TheWhisper is an open-source project dedicated to developing highly efficient speech-to-text and text-to-speech inference solutions, with a strong emphasis on self-hosting, cloud hosting, and on-device inference across various platforms. It provides optimized Whisper models with streaming inference support, offering flexible chunk sizes (10s, 15s, 20s, 30s) unlike the original 30s fixed size. The tool features high-performance inference engines for NVIDIA GPUs and CoreML engines for macOS/Apple Silicon, known for their low power consumption.
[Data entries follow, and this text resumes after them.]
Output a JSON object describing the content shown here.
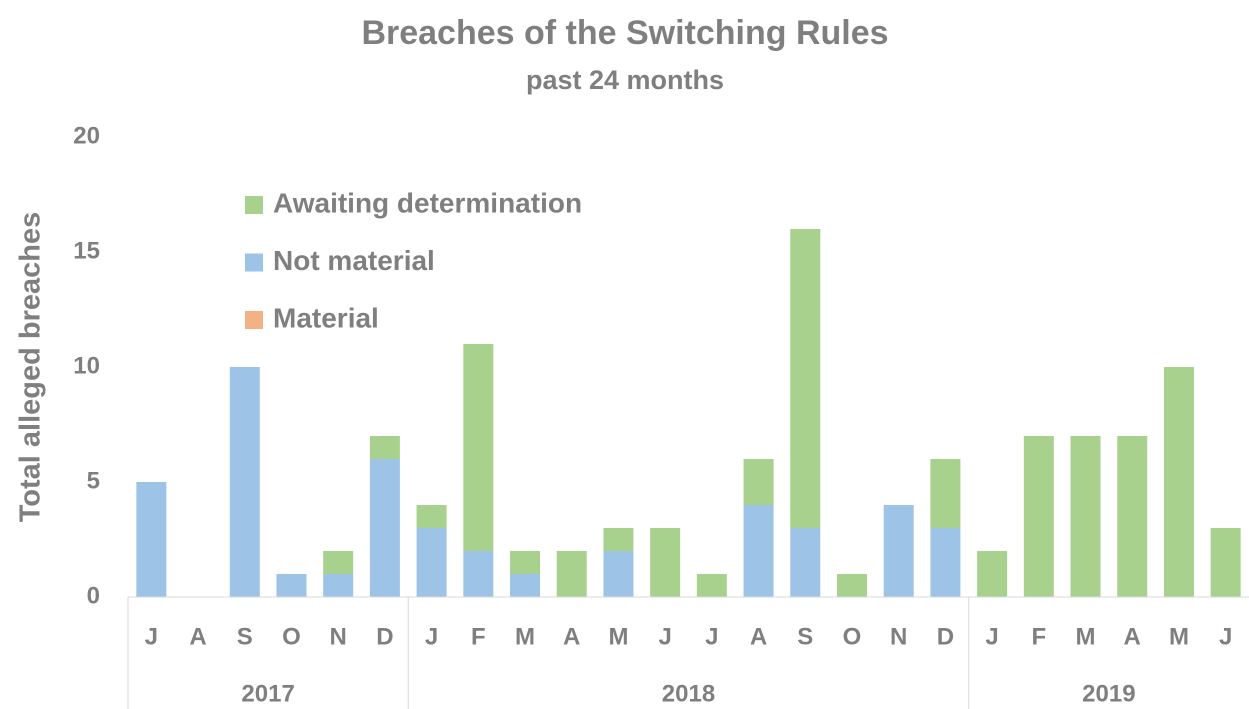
{
  "chart_data": {
    "type": "stacked_bar",
    "title": "Breaches of the Switching Rules",
    "subtitle": "past 24 months",
    "y_label": "Total alleged breaches",
    "categories": [
      "J",
      "A",
      "S",
      "O",
      "N",
      "D",
      "J",
      "F",
      "M",
      "A",
      "M",
      "J",
      "J",
      "A",
      "S",
      "O",
      "N",
      "D",
      "J",
      "F",
      "M",
      "A",
      "M",
      "J"
    ],
    "years": [
      "2017",
      "2017",
      "2017",
      "2017",
      "2017",
      "2017",
      "2018",
      "2018",
      "2018",
      "2018",
      "2018",
      "2018",
      "2018",
      "2018",
      "2018",
      "2018",
      "2018",
      "2018",
      "2019",
      "2019",
      "2019",
      "2019",
      "2019",
      "2019"
    ],
    "series": [
      {
        "name": "Material",
        "color": "#f4b183",
        "values": [
          0,
          0,
          0,
          0,
          0,
          0,
          0,
          0,
          0,
          0,
          0,
          0,
          0,
          0,
          0,
          0,
          0,
          0,
          0,
          0,
          0,
          0,
          0,
          0
        ]
      },
      {
        "name": "Not material",
        "color": "#9dc3e6",
        "values": [
          5,
          0,
          10,
          1,
          1,
          6,
          3,
          2,
          1,
          0,
          2,
          0,
          0,
          4,
          3,
          0,
          4,
          3,
          0,
          0,
          0,
          0,
          0,
          0
        ]
      },
      {
        "name": "Awaiting determination",
        "color": "#a9d18e",
        "values": [
          0,
          0,
          0,
          0,
          1,
          1,
          1,
          9,
          1,
          2,
          1,
          3,
          1,
          2,
          13,
          1,
          0,
          3,
          2,
          7,
          7,
          7,
          10,
          3
        ]
      }
    ],
    "ylim": [
      0,
      20
    ],
    "yticks": [
      0,
      5,
      10,
      15,
      20
    ],
    "grid": false,
    "legend": "upper left"
  }
}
It's ideal for real-time captioning, live meetings, voice interfaces, and edge deployments, and includes a local RestAPI with frontend examples and a demo Electron app for macOS.
Best used for
Ideal for developers and organizations who need to implement real-time speech-to-text transcription, develop low-latency voice interfaces, and deploy efficient AI models on various devices. Especially valuable for applications requiring high performance and low power consumption on NVIDIA GPUs or Apple Silicon.
What are the key optimizations in TheWhisper compared to original Whisper models?
TheWhisper offers optimized Whisper models with flexible chunk sizes (10s, 15s, 20s, 30s) for streaming inference, unlike the original 30s fixed size. It also provides high-performance inference engines for NVIDIA GPUs and highly efficient CoreML engines for Apple Silicon, focusing on low latency and power consumption.
What are the system requirements for using TheWhisper with NVIDIA GPUs?
For NVIDIA GPUs, TheWhisper requires supported GPUs like RTX 4090/5090, L40s, H100, A100, or Jetson-Thor. The operating system should be Ubuntu 20.04+, with at least 2.5 GB RAM (5 GB recommended), CUDA 11.8+, driver 520.0+, and Python 3.10-3.12.
Can I use TheWhisper for commercial applications?
Yes, TheWhisper offers a free license for small organizations using up to 4 GPUs per year with TheStage AI optimized engines. For larger commercial deployments or more GPUs, an enterprise license is required, which can be obtained by contacting TheStage AI directly.